Eakin filed a lawsuit against JPAC, demanding a return of his cousin's remains. As part of the trial's discovery, all the internal reports associated with Kelder's case were requested. At least one of those reports, which he got from a third party, recommended disinterment.
In 2012 JPAC's then Deputy Chief of World War II investigations Rick Stone was asked to examine the Common Grave 717 case. In his reports, copies of which CBS News obtained, Stone recommended that all 10 unknowns be disinterred and the remains "...should produce a multiple number of identifications, if not complete resolution of all the missing casualties."

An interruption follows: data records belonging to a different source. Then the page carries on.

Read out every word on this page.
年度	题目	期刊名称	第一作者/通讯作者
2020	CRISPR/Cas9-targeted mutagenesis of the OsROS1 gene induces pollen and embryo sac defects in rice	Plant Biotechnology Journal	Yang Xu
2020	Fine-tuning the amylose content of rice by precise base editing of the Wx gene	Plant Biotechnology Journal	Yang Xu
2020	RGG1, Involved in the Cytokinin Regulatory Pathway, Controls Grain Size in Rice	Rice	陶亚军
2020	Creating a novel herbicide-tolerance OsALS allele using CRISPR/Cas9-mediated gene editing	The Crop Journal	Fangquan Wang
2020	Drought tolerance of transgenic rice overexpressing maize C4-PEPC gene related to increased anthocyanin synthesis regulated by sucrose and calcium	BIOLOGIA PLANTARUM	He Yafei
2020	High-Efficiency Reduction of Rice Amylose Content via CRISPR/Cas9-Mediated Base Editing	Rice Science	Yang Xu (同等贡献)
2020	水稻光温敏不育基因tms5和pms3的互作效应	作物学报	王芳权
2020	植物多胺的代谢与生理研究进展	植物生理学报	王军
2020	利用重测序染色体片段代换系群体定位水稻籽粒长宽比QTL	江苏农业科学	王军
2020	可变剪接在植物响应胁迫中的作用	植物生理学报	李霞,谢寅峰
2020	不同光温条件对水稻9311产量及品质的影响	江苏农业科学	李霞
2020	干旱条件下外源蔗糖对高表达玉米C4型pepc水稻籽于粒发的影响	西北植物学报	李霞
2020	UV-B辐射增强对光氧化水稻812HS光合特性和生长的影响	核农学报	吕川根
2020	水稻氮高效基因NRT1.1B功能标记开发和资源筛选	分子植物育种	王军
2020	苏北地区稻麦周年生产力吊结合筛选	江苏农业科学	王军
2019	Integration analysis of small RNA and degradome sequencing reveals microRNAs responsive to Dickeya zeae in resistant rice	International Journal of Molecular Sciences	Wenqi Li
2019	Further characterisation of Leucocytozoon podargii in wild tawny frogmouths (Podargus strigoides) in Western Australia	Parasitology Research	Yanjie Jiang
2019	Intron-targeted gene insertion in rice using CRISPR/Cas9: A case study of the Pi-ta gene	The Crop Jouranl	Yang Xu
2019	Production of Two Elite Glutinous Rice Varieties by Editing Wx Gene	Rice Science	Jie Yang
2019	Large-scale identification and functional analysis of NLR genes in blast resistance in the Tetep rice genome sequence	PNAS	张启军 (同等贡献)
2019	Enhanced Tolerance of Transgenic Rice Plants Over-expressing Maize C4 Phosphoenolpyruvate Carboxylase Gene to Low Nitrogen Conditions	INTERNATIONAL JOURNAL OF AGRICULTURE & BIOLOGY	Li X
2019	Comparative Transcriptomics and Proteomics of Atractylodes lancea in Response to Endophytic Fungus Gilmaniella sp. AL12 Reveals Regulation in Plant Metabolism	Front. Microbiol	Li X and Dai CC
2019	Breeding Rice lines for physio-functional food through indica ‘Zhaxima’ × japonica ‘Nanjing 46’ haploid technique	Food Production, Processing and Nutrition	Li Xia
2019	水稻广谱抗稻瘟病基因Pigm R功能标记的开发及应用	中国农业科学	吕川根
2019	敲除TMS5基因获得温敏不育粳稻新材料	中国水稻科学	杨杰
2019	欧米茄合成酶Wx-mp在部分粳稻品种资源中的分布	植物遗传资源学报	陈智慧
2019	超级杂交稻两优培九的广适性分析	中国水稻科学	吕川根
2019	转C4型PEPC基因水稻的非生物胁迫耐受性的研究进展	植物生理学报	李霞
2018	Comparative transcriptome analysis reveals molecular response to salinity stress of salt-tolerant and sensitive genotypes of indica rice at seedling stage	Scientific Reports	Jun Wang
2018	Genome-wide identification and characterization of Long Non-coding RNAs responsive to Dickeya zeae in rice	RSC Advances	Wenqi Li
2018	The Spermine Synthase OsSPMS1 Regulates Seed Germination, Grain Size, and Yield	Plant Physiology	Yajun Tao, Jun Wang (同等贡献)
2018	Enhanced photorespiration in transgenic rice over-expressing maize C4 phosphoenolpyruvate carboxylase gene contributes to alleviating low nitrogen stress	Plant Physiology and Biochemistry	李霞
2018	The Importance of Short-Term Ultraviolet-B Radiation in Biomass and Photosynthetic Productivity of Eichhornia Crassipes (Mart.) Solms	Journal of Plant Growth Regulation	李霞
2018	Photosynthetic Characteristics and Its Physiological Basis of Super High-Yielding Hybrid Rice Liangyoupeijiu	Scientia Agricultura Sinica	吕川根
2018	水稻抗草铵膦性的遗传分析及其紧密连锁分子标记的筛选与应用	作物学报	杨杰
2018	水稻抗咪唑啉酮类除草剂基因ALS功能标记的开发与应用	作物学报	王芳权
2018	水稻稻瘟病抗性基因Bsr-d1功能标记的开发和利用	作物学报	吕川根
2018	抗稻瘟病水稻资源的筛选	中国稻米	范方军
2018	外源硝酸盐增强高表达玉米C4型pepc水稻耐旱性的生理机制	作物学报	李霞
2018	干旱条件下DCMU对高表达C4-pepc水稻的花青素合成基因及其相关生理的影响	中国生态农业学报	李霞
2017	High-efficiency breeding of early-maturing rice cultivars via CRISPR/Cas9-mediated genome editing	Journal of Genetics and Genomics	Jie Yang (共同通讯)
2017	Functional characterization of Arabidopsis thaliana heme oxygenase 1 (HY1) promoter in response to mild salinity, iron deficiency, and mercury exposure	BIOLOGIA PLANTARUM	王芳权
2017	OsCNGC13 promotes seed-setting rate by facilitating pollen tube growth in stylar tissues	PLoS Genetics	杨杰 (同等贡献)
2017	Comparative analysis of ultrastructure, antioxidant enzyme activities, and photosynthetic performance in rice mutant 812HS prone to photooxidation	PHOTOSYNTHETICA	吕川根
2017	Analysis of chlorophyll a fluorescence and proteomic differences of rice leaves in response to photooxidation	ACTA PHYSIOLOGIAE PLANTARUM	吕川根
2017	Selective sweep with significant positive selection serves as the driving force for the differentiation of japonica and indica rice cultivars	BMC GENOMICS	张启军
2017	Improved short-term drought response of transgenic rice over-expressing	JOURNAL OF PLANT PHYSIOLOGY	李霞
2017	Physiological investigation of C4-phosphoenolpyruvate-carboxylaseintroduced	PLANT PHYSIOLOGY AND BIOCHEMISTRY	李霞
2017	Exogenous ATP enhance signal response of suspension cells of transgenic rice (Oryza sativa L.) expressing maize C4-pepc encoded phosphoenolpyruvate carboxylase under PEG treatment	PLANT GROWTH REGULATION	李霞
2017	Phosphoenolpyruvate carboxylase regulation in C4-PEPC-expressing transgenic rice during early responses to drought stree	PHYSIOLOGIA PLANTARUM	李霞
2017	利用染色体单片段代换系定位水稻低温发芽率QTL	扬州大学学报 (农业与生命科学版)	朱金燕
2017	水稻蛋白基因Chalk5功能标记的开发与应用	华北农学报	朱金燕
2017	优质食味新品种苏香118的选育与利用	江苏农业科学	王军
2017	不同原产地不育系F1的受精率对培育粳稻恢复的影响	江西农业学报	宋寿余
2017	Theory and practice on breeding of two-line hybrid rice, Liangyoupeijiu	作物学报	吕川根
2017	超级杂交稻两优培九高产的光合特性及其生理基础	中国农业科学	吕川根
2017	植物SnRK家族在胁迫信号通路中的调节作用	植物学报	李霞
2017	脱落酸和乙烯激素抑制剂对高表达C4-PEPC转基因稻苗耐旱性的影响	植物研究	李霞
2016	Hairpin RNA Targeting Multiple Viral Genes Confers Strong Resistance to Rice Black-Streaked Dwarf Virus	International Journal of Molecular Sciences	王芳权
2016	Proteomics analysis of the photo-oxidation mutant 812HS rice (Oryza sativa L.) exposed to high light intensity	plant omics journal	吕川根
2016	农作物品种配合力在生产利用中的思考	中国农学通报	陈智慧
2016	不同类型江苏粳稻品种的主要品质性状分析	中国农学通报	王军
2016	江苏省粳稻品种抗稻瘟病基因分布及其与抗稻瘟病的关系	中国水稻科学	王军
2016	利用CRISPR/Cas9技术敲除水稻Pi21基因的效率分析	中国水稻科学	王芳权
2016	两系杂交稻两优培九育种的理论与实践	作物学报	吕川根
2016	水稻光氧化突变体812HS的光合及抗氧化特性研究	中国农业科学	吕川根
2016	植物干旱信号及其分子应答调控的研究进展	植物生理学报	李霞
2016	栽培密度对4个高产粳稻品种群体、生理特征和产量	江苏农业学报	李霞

Yet, when Eakin asked JPAC attorneys about Stone's reports, the agency told him that they "do not exist, or are not properly part of the record."
When we asked JPAC about the Stone reports earlier this year, their spokesperson told us that because of ongoing litigation with Eakin, JPAC could not offer comment on the case. Eakin suspects that lawsuit factors into this latest decision to disinter.
"This exhumation is not because of a forensic and historical review by JPAC. Our family provided the evidence of these identities nearly five years ago and the Department of Defense has consistently denied that these remains were those of the men they now admit that they are. These remains are being exhumed from their graves in the Manila American Cemetery only because the Department of Defense is required to produce them in a Federal Court proceeding," the family said in a statement.
Because of what they call a pattern of lies and deceit surrounding this case, Kelder's family is asking JPAC to allow a member of their family to escort the remains back from the Philippines, and they say they would like independent experts to observe the identification process.